Aurait-il dit la même chose dans le cas d'un turc musulman qui assassine sa propre fille dans le cadre d'un "crime d'honneur" (quant une jeune fille turque a été "souillée" par un homme, le père peut décider de la tuer pour laver l'honneur de la famille) ? Aurait-il dit la même chose quand le père est un Pakistanais qui tue sa fille parce qu'elle refuse le vieillard qui lui a été promis en mariage ?

Et c'est le fils meurtrier qui assénera la phrase qui tue (encore !), celle qui empêche toute tentative de défendre la mémoire de la victime : "Je ne comprends pas pourquoi mon papa est raciste, c'est débile" !

Avec cet unique mot, "raciste", tout est dit.
Le père, la victime ne l'oublions pas, devient le monstre dont la Justice, par la main du fils vengeur, a débarrassé la société.
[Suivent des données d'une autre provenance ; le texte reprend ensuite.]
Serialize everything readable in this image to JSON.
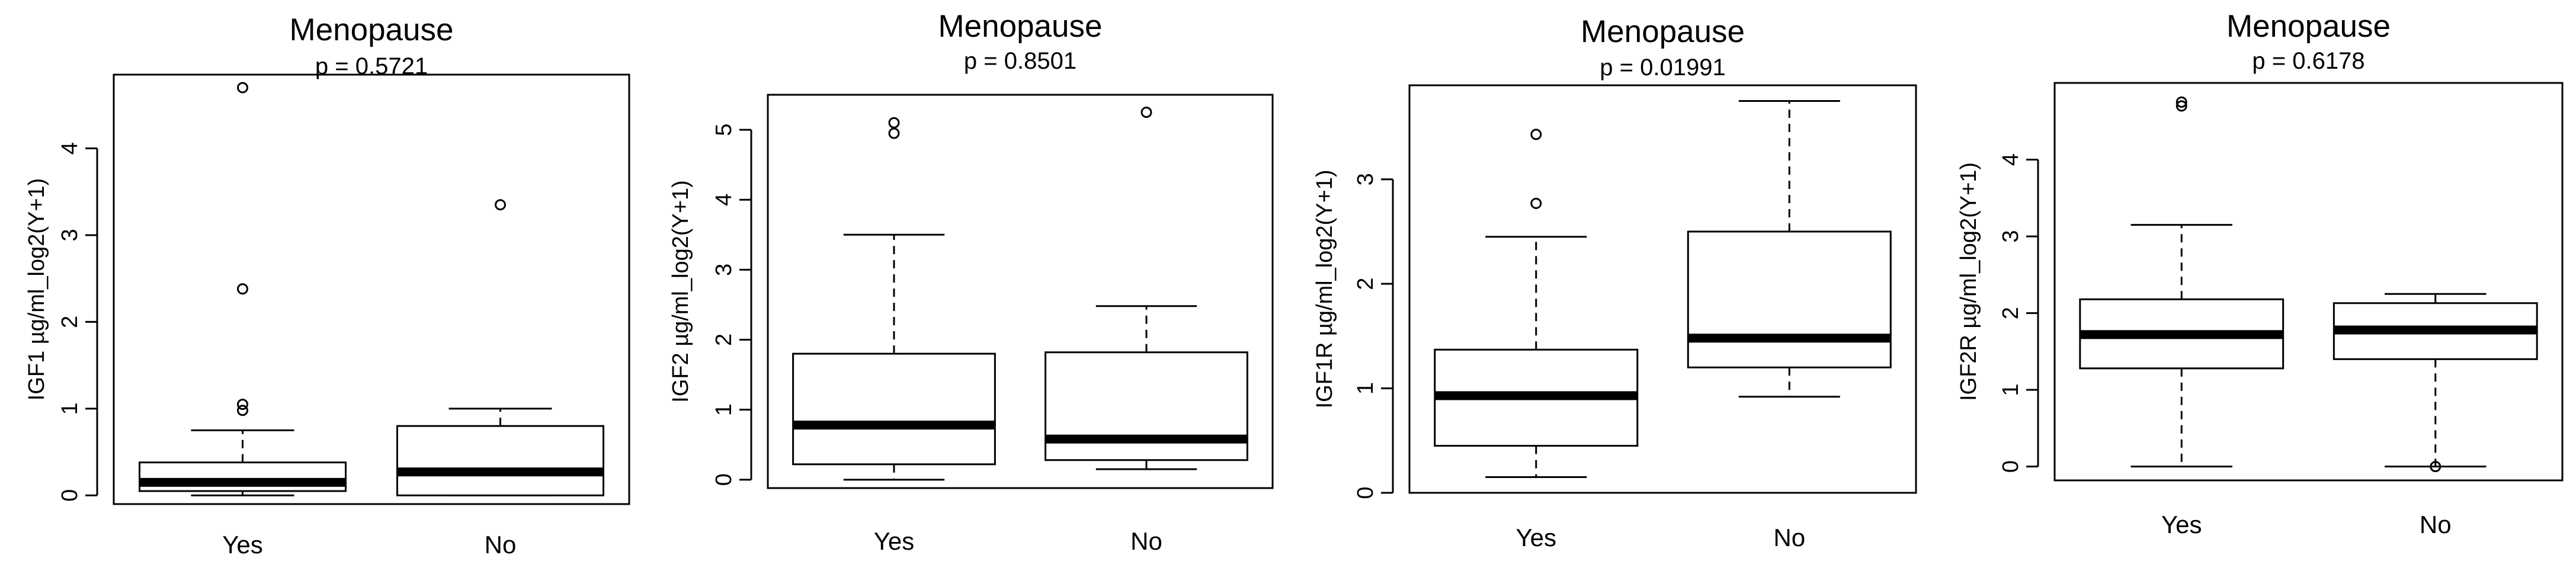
{
  "chart_data": [
    {
      "type": "box",
      "title": "Menopause",
      "subtitle": "p = 0.5721",
      "ylabel": "IGF1 µg/ml_log2(Y+1)",
      "xlabel": "",
      "categories": [
        "Yes",
        "No"
      ],
      "yticks": [
        0,
        1,
        2,
        3,
        4
      ],
      "ylim": [
        -0.1,
        4.85
      ],
      "boxes": [
        {
          "category": "Yes",
          "whisker_low": 0.0,
          "q1": 0.05,
          "median": 0.15,
          "q3": 0.38,
          "whisker_high": 0.75,
          "outliers": [
            0.98,
            1.05,
            2.38,
            4.7
          ]
        },
        {
          "category": "No",
          "whisker_low": 0.0,
          "q1": 0.0,
          "median": 0.27,
          "q3": 0.8,
          "whisker_high": 1.0,
          "outliers": [
            3.35
          ]
        }
      ]
    },
    {
      "type": "box",
      "title": "Menopause",
      "subtitle": "p = 0.8501",
      "ylabel": "IGF2 µg/ml_log2(Y+1)",
      "xlabel": "",
      "categories": [
        "Yes",
        "No"
      ],
      "yticks": [
        0,
        1,
        2,
        3,
        4,
        5
      ],
      "ylim": [
        -0.12,
        5.5
      ],
      "boxes": [
        {
          "category": "Yes",
          "whisker_low": 0.0,
          "q1": 0.22,
          "median": 0.78,
          "q3": 1.8,
          "whisker_high": 3.5,
          "outliers": [
            4.95,
            5.1
          ]
        },
        {
          "category": "No",
          "whisker_low": 0.15,
          "q1": 0.28,
          "median": 0.58,
          "q3": 1.82,
          "whisker_high": 2.48,
          "outliers": [
            5.25
          ]
        }
      ]
    },
    {
      "type": "box",
      "title": "Menopause",
      "subtitle": "p = 0.01991",
      "ylabel": "IGF1R µg/ml_log2(Y+1)",
      "xlabel": "",
      "categories": [
        "Yes",
        "No"
      ],
      "yticks": [
        0,
        1,
        2,
        3
      ],
      "ylim": [
        0.0,
        3.9
      ],
      "boxes": [
        {
          "category": "Yes",
          "whisker_low": 0.15,
          "q1": 0.45,
          "median": 0.93,
          "q3": 1.37,
          "whisker_high": 2.45,
          "outliers": [
            2.77,
            3.43
          ]
        },
        {
          "category": "No",
          "whisker_low": 0.92,
          "q1": 1.2,
          "median": 1.48,
          "q3": 2.5,
          "whisker_high": 3.75,
          "outliers": []
        }
      ]
    },
    {
      "type": "box",
      "title": "Menopause",
      "subtitle": "p = 0.6178",
      "ylabel": "IGF2R µg/ml_log2(Y+1)",
      "xlabel": "",
      "categories": [
        "Yes",
        "No"
      ],
      "yticks": [
        0,
        1,
        2,
        3,
        4
      ],
      "ylim": [
        -0.18,
        5.0
      ],
      "boxes": [
        {
          "category": "Yes",
          "whisker_low": 0.0,
          "q1": 1.28,
          "median": 1.72,
          "q3": 2.18,
          "whisker_high": 3.15,
          "outliers": [
            4.7,
            4.75
          ]
        },
        {
          "category": "No",
          "whisker_low": 0.0,
          "q1": 1.4,
          "median": 1.78,
          "q3": 2.13,
          "whisker_high": 2.25,
          "outliers": [
            0.0
          ]
        }
      ]
    }
  ]
}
Bien sûr, on fera remarquer qu'il ne s'agit que d'un fait divers.
Mais la description journalistique qui en est faite tend à renverser le système de valeurs que nous suivons tous plus ou moins depuis plus de 2000 ans dans nos pays occidentaux et judéo-chrétiens. Dans quel but ? Et pour quelle(s) raison(s) ?
Est-ce une tentative de supprimer nos valeurs occidentales traditionnelles pour les remplacer par d'autres ? Et lesquelles ? Celles des Droits de l'Homme ? Celles des Droits de l'Assassin sur ceux de sa Victime ?
Un journaliste, et tout le système qui tourne autour de lui, a-t-il le droit d'être aussi insensible ? Et surtout a-t-il le droit de nous imposer insidieusement ses propres valeurs ? C'est un problème tout autant moral que civilisationnel. La vie humaine n'a-t-elle donc plus de valeur ? Ici le fils a tué le père pour ne pas perdre sa console de jeux vidéos !
Quel est le message que veut nous transmettre M. Mustapha Kessous l'auteur ? Et au-delà, le "quotidien de référence" comme se plaisent à le nommer les milieux intello-parisianistes ? De référence, donc celui qui dit ce qui est bien et ce qui est mal !
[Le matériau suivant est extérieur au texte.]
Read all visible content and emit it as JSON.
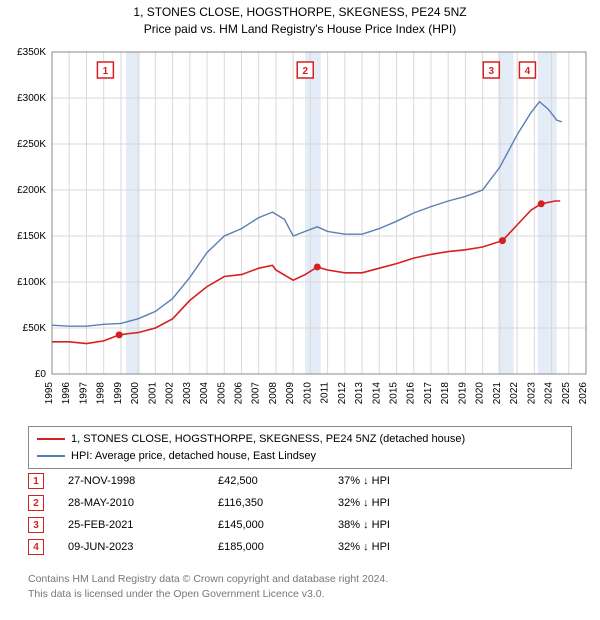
{
  "title_line1": "1, STONES CLOSE, HOGSTHORPE, SKEGNESS, PE24 5NZ",
  "title_line2": "Price paid vs. HM Land Registry's House Price Index (HPI)",
  "chart": {
    "type": "line",
    "background_color": "#ffffff",
    "plot_bg_color": "#ffffff",
    "grid_color": "#d9d9d9",
    "axis_color": "#888888",
    "band_color": "#e4ecf7",
    "tick_fontsize": 10,
    "x_years": [
      1995,
      1996,
      1997,
      1998,
      1999,
      2000,
      2001,
      2002,
      2003,
      2004,
      2005,
      2006,
      2007,
      2008,
      2009,
      2010,
      2011,
      2012,
      2013,
      2014,
      2015,
      2016,
      2017,
      2018,
      2019,
      2020,
      2021,
      2022,
      2023,
      2024,
      2025,
      2026
    ],
    "x_range": [
      1995,
      2026
    ],
    "y_range": [
      0,
      350000
    ],
    "y_ticks": [
      0,
      50000,
      100000,
      150000,
      200000,
      250000,
      300000,
      350000
    ],
    "y_tick_labels": [
      "£0",
      "£50K",
      "£100K",
      "£150K",
      "£200K",
      "£250K",
      "£300K",
      "£350K"
    ],
    "bands": [
      {
        "start": 1999.3,
        "end": 2000.1
      },
      {
        "start": 2009.7,
        "end": 2010.6
      },
      {
        "start": 2020.9,
        "end": 2021.8
      },
      {
        "start": 2023.2,
        "end": 2024.3
      }
    ],
    "markers": [
      {
        "n": 1,
        "year": 1998.1,
        "color": "#d6201f"
      },
      {
        "n": 2,
        "year": 2009.7,
        "color": "#d6201f"
      },
      {
        "n": 3,
        "year": 2020.5,
        "color": "#d6201f"
      },
      {
        "n": 4,
        "year": 2022.6,
        "color": "#d6201f"
      }
    ],
    "series_property": {
      "color": "#d6201f",
      "width": 1.6,
      "points": [
        [
          1995.0,
          35000
        ],
        [
          1996.0,
          35000
        ],
        [
          1997.0,
          33000
        ],
        [
          1998.0,
          36000
        ],
        [
          1998.9,
          42500
        ],
        [
          1999.5,
          44000
        ],
        [
          2000.0,
          45000
        ],
        [
          2001.0,
          50000
        ],
        [
          2002.0,
          60000
        ],
        [
          2003.0,
          80000
        ],
        [
          2004.0,
          95000
        ],
        [
          2005.0,
          106000
        ],
        [
          2006.0,
          108000
        ],
        [
          2007.0,
          115000
        ],
        [
          2007.8,
          118000
        ],
        [
          2008.0,
          113000
        ],
        [
          2009.0,
          102000
        ],
        [
          2009.7,
          108000
        ],
        [
          2010.4,
          116350
        ],
        [
          2011.0,
          113000
        ],
        [
          2012.0,
          110000
        ],
        [
          2013.0,
          110000
        ],
        [
          2014.0,
          115000
        ],
        [
          2015.0,
          120000
        ],
        [
          2016.0,
          126000
        ],
        [
          2017.0,
          130000
        ],
        [
          2018.0,
          133000
        ],
        [
          2019.0,
          135000
        ],
        [
          2020.0,
          138000
        ],
        [
          2021.15,
          145000
        ],
        [
          2022.0,
          162000
        ],
        [
          2022.8,
          178000
        ],
        [
          2023.4,
          185000
        ],
        [
          2024.2,
          188000
        ],
        [
          2024.5,
          188000
        ]
      ],
      "sale_dots": [
        [
          1998.9,
          42500
        ],
        [
          2010.4,
          116350
        ],
        [
          2021.15,
          145000
        ],
        [
          2023.4,
          185000
        ]
      ]
    },
    "series_hpi": {
      "color": "#5b7fb3",
      "width": 1.4,
      "points": [
        [
          1995.0,
          53000
        ],
        [
          1996.0,
          52000
        ],
        [
          1997.0,
          52000
        ],
        [
          1998.0,
          54000
        ],
        [
          1999.0,
          55000
        ],
        [
          2000.0,
          60000
        ],
        [
          2001.0,
          68000
        ],
        [
          2002.0,
          82000
        ],
        [
          2003.0,
          105000
        ],
        [
          2004.0,
          132000
        ],
        [
          2005.0,
          150000
        ],
        [
          2006.0,
          158000
        ],
        [
          2007.0,
          170000
        ],
        [
          2007.8,
          176000
        ],
        [
          2008.5,
          168000
        ],
        [
          2009.0,
          150000
        ],
        [
          2009.7,
          155000
        ],
        [
          2010.4,
          160000
        ],
        [
          2011.0,
          155000
        ],
        [
          2012.0,
          152000
        ],
        [
          2013.0,
          152000
        ],
        [
          2014.0,
          158000
        ],
        [
          2015.0,
          166000
        ],
        [
          2016.0,
          175000
        ],
        [
          2017.0,
          182000
        ],
        [
          2018.0,
          188000
        ],
        [
          2019.0,
          193000
        ],
        [
          2020.0,
          200000
        ],
        [
          2021.0,
          225000
        ],
        [
          2022.0,
          260000
        ],
        [
          2022.8,
          284000
        ],
        [
          2023.3,
          296000
        ],
        [
          2023.8,
          288000
        ],
        [
          2024.3,
          276000
        ],
        [
          2024.6,
          274000
        ]
      ]
    }
  },
  "legend": {
    "row1": {
      "color": "#d6201f",
      "label": "1, STONES CLOSE, HOGSTHORPE, SKEGNESS, PE24 5NZ (detached house)"
    },
    "row2": {
      "color": "#5b7fb3",
      "label": "HPI: Average price, detached house, East Lindsey"
    }
  },
  "sales": [
    {
      "n": "1",
      "date": "27-NOV-1998",
      "price": "£42,500",
      "pct": "37% ↓ HPI",
      "color": "#d6201f"
    },
    {
      "n": "2",
      "date": "28-MAY-2010",
      "price": "£116,350",
      "pct": "32% ↓ HPI",
      "color": "#d6201f"
    },
    {
      "n": "3",
      "date": "25-FEB-2021",
      "price": "£145,000",
      "pct": "38% ↓ HPI",
      "color": "#d6201f"
    },
    {
      "n": "4",
      "date": "09-JUN-2023",
      "price": "£185,000",
      "pct": "32% ↓ HPI",
      "color": "#d6201f"
    }
  ],
  "footer_line1": "Contains HM Land Registry data © Crown copyright and database right 2024.",
  "footer_line2": "This data is licensed under the Open Government Licence v3.0."
}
Le message implicite est facile à comprendre, la vie humaine commence à perdre sa valeur dans nos pays occidentaux. C'est le même phénomène que la Guerre ou le Terrorisme. Une vie n'a pas plus de valeur que l'avantage qu'en retire celui qui la supprime. Soit pour conquérir par la guerre, soit pour imposer sa volonté par la terreur, soit pour récupérer sa console de jeu.
C'est la même démarche - le même cheminement intellectuel - qui peut nous entrainer très loin si nous n'y prenons pas garde.

Ici, au Front National, vous
savez que nous y prenons
garde. Que nous nous
soucions tout autant de
politique, d'économie,
d'immigration, etc. que de
détails comme réapprendre
aux jeunes écoliers notre
hymne national ou leur
redonner des cours
d'Instruction Civique à l'école.

Il n'y a pas que l'avenir économique de la France qui soit en jeu dans les années à venir. Il y a aussi tout un mode de vie, toute une culture, une façon d'appréhender le monde, jusqu'à une manière de penser qui est différente de celle de ses voisins.
Et c'est tout cela qui est appelé à disparaître peu à peu si nous nous laissons dicter nos vies et nos pensées par des Mustapha Kessous(1).
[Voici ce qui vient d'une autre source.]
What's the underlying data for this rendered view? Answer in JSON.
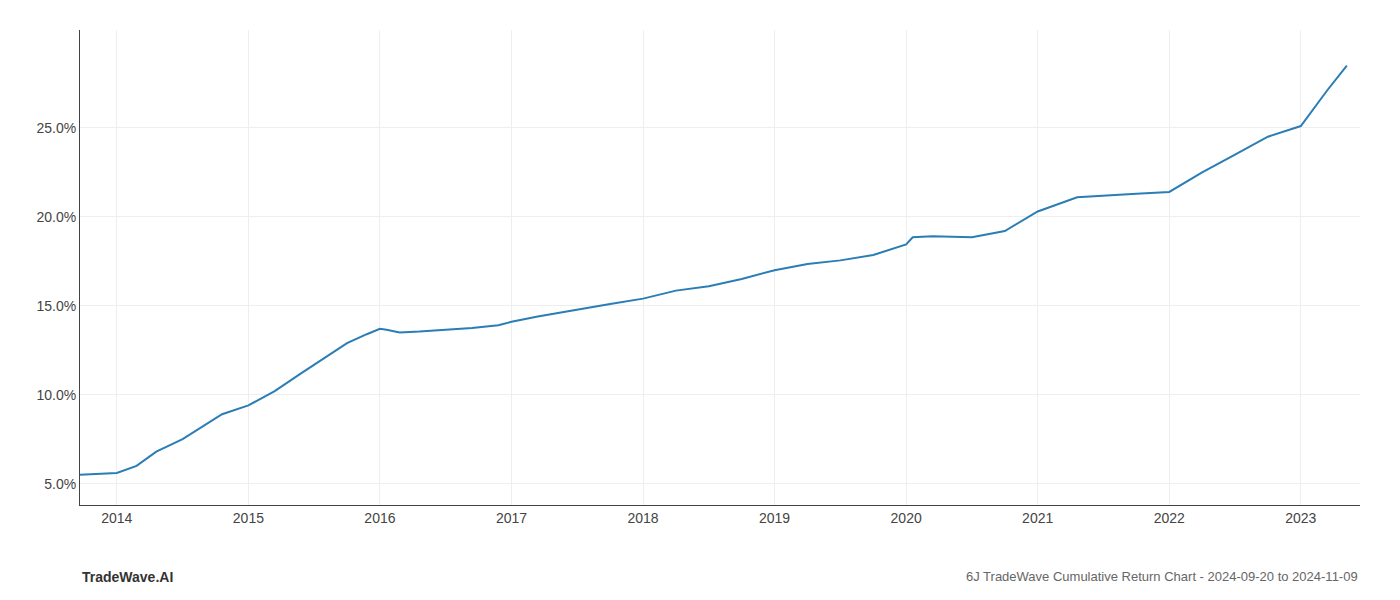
{
  "chart_data": {
    "type": "line",
    "title": "6J TradeWave Cumulative Return Chart - 2024-09-20 to 2024-11-09",
    "annotations": [
      "TradeWave.AI"
    ],
    "x": [
      2013.72,
      2014.0,
      2014.15,
      2014.3,
      2014.5,
      2014.65,
      2014.8,
      2015.0,
      2015.2,
      2015.4,
      2015.6,
      2015.75,
      2015.9,
      2016.0,
      2016.05,
      2016.15,
      2016.3,
      2016.5,
      2016.7,
      2016.9,
      2017.0,
      2017.2,
      2017.5,
      2017.75,
      2018.0,
      2018.25,
      2018.5,
      2018.75,
      2019.0,
      2019.25,
      2019.5,
      2019.75,
      2020.0,
      2020.05,
      2020.2,
      2020.5,
      2020.75,
      2021.0,
      2021.3,
      2021.5,
      2021.75,
      2022.0,
      2022.25,
      2022.5,
      2022.75,
      2023.0,
      2023.2,
      2023.35
    ],
    "values": [
      5.5,
      5.6,
      6.0,
      6.8,
      7.5,
      8.2,
      8.9,
      9.4,
      10.2,
      11.2,
      12.2,
      12.9,
      13.4,
      13.7,
      13.65,
      13.5,
      13.55,
      13.65,
      13.75,
      13.9,
      14.1,
      14.4,
      14.8,
      15.1,
      15.4,
      15.85,
      16.1,
      16.5,
      17.0,
      17.35,
      17.55,
      17.85,
      18.45,
      18.85,
      18.9,
      18.85,
      19.2,
      20.3,
      21.1,
      21.2,
      21.3,
      21.4,
      22.5,
      23.5,
      24.5,
      25.1,
      27.1,
      28.5
    ],
    "color": "#2a7db5",
    "xlim": [
      2013.72,
      2023.45
    ],
    "ylim": [
      3.8,
      30.5
    ],
    "xticks": [
      2014,
      2015,
      2016,
      2017,
      2018,
      2019,
      2020,
      2021,
      2022,
      2023
    ],
    "yticks": [
      {
        "value": 5.0,
        "label": "5.0%"
      },
      {
        "value": 10.0,
        "label": "10.0%"
      },
      {
        "value": 15.0,
        "label": "15.0%"
      },
      {
        "value": 20.0,
        "label": "20.0%"
      },
      {
        "value": 25.0,
        "label": "25.0%"
      }
    ],
    "grid": true
  }
}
Saviez-vous que les média et l'environnement économique désastreux de la France ont réussi à instiller le désespoir dans le coeur de nos enfants, à tel point que 75% d'entre ne bâtissent plus de projets pour leur avenir mais rêvent de devenir fonctionnaires dès la classe de 6ème ? Nous voulons qu'ils se voient en pilotes de fusée, en grand homme d'affaire, en pompier, en architecte, etc... Bref, qu'ils rêvent à nouveau !
Pas qu'ils décident de tuer leur père pour rien !

(1) Note à ceux qui voudraient voir du racisme dans ce propos et/ou dans cette phrase.
M. Kessous est ici considéré comme auteur d'un article dont nous ne partageons nullement la vision qu'il a de ce malheureux fait divers. Ni d'ailleurs les commentaires auxquels il se livre.